Verse four ('From God I receive the brightness of joy') introduces brilliant demi-semiquavers above the chorale in the pedal, but the elation subsides for the 'He is my shadow' section. Some have considered this formally disadvantageous, but these six bars very soon lead to the fantasia's whirling conclusion, più vivacissimo: 'ever shall my heart praise God.’

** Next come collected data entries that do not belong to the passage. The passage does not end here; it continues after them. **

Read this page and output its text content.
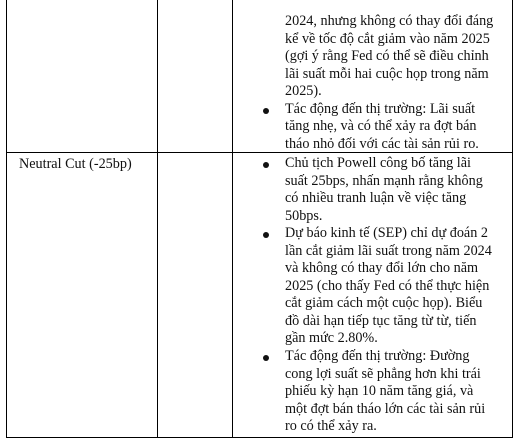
2024, nhưng không có thay đổi đáng
kể về tốc độ cắt giảm vào năm 2025
(gợi ý rằng Fed có thể sẽ điều chỉnh
lãi suất mỗi hai cuộc họp trong năm
2025).
Tác động đến thị trường: Lãi suất
tăng nhẹ, và có thể xảy ra đợt bán
tháo nhỏ đối với các tài sản rủi ro.
Neutral Cut (-25bp)	Chủ tịch Powell công bố tăng lãi
suất 25bps, nhấn mạnh rằng không
có nhiều tranh luận về việc tăng
50bps.
Dự báo kinh tế (SEP) chỉ dự đoán 2
lần cắt giảm lãi suất trong năm 2024
và không có thay đổi lớn cho năm
2025 (cho thấy Fed có thể thực hiện
cắt giảm cách một cuộc họp). Biểu
đồ dài hạn tiếp tục tăng từ từ, tiến
gần mức 2.80%.
Tác động đến thị trường: Đường
cong lợi suất sẽ phẳng hơn khi trái
phiếu kỳ hạn 10 năm tăng giá, và
một đợt bán tháo lớn các tài sản rủi
ro có thể xảy ra.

The organ is then reduced rapidly and the fugue begins. The subject is closer to Bach's 'Great' G Minor than to Reimann, and it is the shortest such theme in the fantasias. There is no regular counter-subject, although in the background there is a recurring waning line that descends chromatically through the interval of a minor seventh. This can be seen to relate to the octave descent of the final line of the choral melody, but Reger's main point of interest is the development of the first three notes of the fugue, which are transformed from their initially perfunctory anacrusic role into chords of 'joyful praise'. 'Let the sweet strings sound, and the song of praise' prompts the arrival of the chorale in the pedal. Derived from the Baroque cantus firmus im pedal, the introduction of the chorale in majesty in this way became one of the remarkable strengths of Reger's fantasias. Here the symbolized text tells of the correspondence between the joy of hearing the music of praise and the triumphal rejoicing that will be found through joining Christ in eternity. 'Sing, rejoice, give thanks: for great is the glorious king of all the earth.' So Reger concludes with final bars of intense force, and a representation of the dazzling brilliance of the morning star.